Epidemias contemporâneas e seus desafios relacionados à histeria coletiva
Enviada em 16/06/2020
Aristóteles, em sua “Ética a Nicômaco”, retrata a conduta humana como prática constante das virtudes. Para o filósofo grego, o homem é causa de suas próprias ações e, portanto, sem uma práxis virtuosa não há possibilidade de se alcançar o bem comum. Ao analisar esse contexto, atrelado à conjuntura atual, nota-se que os pilares da ética e da justiça são corroídos, comprometendo a construção do bem-estar das futuras gerações, tal qual epidemias contemporâneas – como o COVID-19 – causam grandes desafios relacionados à histeria coletiva, visto que o bombardeamento de notícias negativas afetam o emocional dos indivíduos. Dessa forma, cabe ao órgão administrador das mídias conter esse impasse.

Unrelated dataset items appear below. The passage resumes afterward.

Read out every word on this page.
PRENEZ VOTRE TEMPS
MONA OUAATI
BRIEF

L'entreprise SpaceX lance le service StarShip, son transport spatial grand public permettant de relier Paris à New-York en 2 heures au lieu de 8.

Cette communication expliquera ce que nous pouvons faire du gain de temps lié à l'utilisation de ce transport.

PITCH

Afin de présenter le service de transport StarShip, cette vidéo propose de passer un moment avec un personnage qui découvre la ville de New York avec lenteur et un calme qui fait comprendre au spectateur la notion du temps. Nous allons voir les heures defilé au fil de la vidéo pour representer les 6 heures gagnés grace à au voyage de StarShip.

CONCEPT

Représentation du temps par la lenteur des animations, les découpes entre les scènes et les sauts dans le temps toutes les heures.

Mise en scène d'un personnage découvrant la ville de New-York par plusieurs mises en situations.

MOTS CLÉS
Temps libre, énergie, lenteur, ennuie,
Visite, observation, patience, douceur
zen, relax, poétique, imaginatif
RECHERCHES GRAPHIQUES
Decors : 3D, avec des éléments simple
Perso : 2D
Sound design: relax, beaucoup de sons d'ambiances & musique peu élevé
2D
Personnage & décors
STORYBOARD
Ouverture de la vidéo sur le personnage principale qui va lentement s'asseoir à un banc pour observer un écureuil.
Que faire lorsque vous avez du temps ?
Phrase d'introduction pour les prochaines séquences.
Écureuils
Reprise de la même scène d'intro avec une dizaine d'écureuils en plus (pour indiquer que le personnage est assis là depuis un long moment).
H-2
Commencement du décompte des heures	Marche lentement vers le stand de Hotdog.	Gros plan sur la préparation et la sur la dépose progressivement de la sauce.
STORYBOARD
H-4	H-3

Outrossim, a história da humanidade é pródiga quanto à institucionalização de formas de conduta alimentadas por discursos que supervalorizam a postura individualista em detrimento de uma ideia de coletividade. A falta de consciência social faz, assim, com que a mídia - responsável por produzir cultura para as massas, de acordo com os filósofos e sociólogos alemães Theodor Adorno e Max Horkheimer, para que possa propagar os ideais capitalistas - dissemine um número maior de informações negativas em vista das positiva, o que ocasiona a histeria coletiva da população, uma vez que, diante da pandemia do COVID-19, os indivíduos buscam por noticiários que gerem esperanças para a cura. Desse modo, é necessário a interferência de medidas, por parte do órgão administrador das mídias, que visem a garantir apenas informações essenciais para a população, cuja necessidade decorre da ausência de senso ético de parte do corpo social.
Paralelamente, denotam-se consequências negativas no âmbito social, como a histeria coletiva, o que resulta, de modo mais amplo, em desmotivação da população para seguir com as medidas sanitárias corretas para conter o vírus, diante da pandemia -já que os telejornais transmitem mais calamidade- e abalo psicológico da sociedade, o que pode provocar o desenvolvimento de depressão. Por conseguinte, a persistência desses aspectos somente faz deteriorar a condição da vida humana plena na direção de um mundo injusto e antiético.
Destarte, é imperativa a atuação estatal, a partir de políticas públicas que visem a garantir a ética. Como gestor administrativo, o Estado deve enrijecer as regulamentações, em relação ao órgão administrativo das mídias, por meio da implantação de mais unidades fiscalizadoras de emissoras, a fim de que haja um maior monitoramento das notícias da pandemia do COVID-19, visando transmitir apenas informações primordiais. Assim, apoiar tais medidas corresponde em construir um mundo com predomínio de valores éticos.